DaMan1970 writes "Content protection features in Windows Vista from Microsoft are preventing customers from playing high-quality HD audio/video & harming system performance. Vista requires premium content like HD movies to be degraded in quality when it is sent to high-quality outputs, like DVI. Users will see status codes that say 'graphics OPM resolution too high'. There are ways to bypass the Windows Vista protection by encoding the movies using alternative codecs like X264, or DiVX, which are in fact more effective sometimes then Windows own WMV codec.
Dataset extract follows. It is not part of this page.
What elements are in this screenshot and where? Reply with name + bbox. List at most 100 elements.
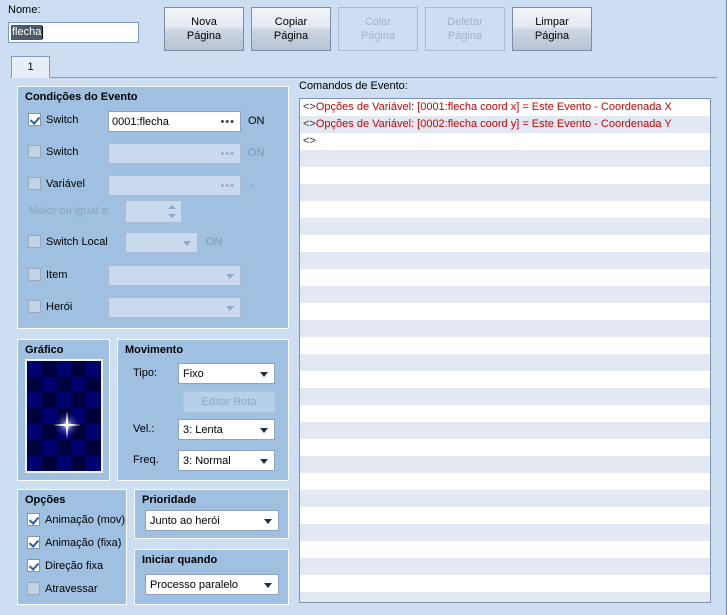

These codecs are quite common on HD video Bittorrent sites, or Newsgroups."

2 of 434 comments (clear)

  1. Thank you Microsoft by forgoil · · Score: 1, Troll

    Your public betas of Microsoft Vista gave me an excellent change to try out your new OS and it made me sure that I should upgrade from Windows XP, which I promptly did in January. What you probably didn't know though was that my upgrade path took me to OS X instead of Vista. The beta showed me just how horrible Vista is, just by trying to set a few things up after installing it. The dialogs / wizards were horrible, unusable, and almost worse than randomly created text file formats. It seems, by this article, that my buying decision was the correct one, and I urge all my fellow slashdotters to run an OS, of your choice, that caters to you, the user, and not enterprisy entity with the sole purpose of ripping you off.

    For you stuck with Vista, enjoy your games.

    That's all for me.

  2. Home movies vs Hollywood movies by flyingfsck · · Score: 1, Troll

    What TFA is yammering about, is that users cannot play their own home movies properly. It seems that a user would need permission from Hollywood to play their own stuff. Oh, well, people can always buy a Mac or use Linux...

    --
    Excuse me, but please get off my Pennisetum Clandestinum, eh!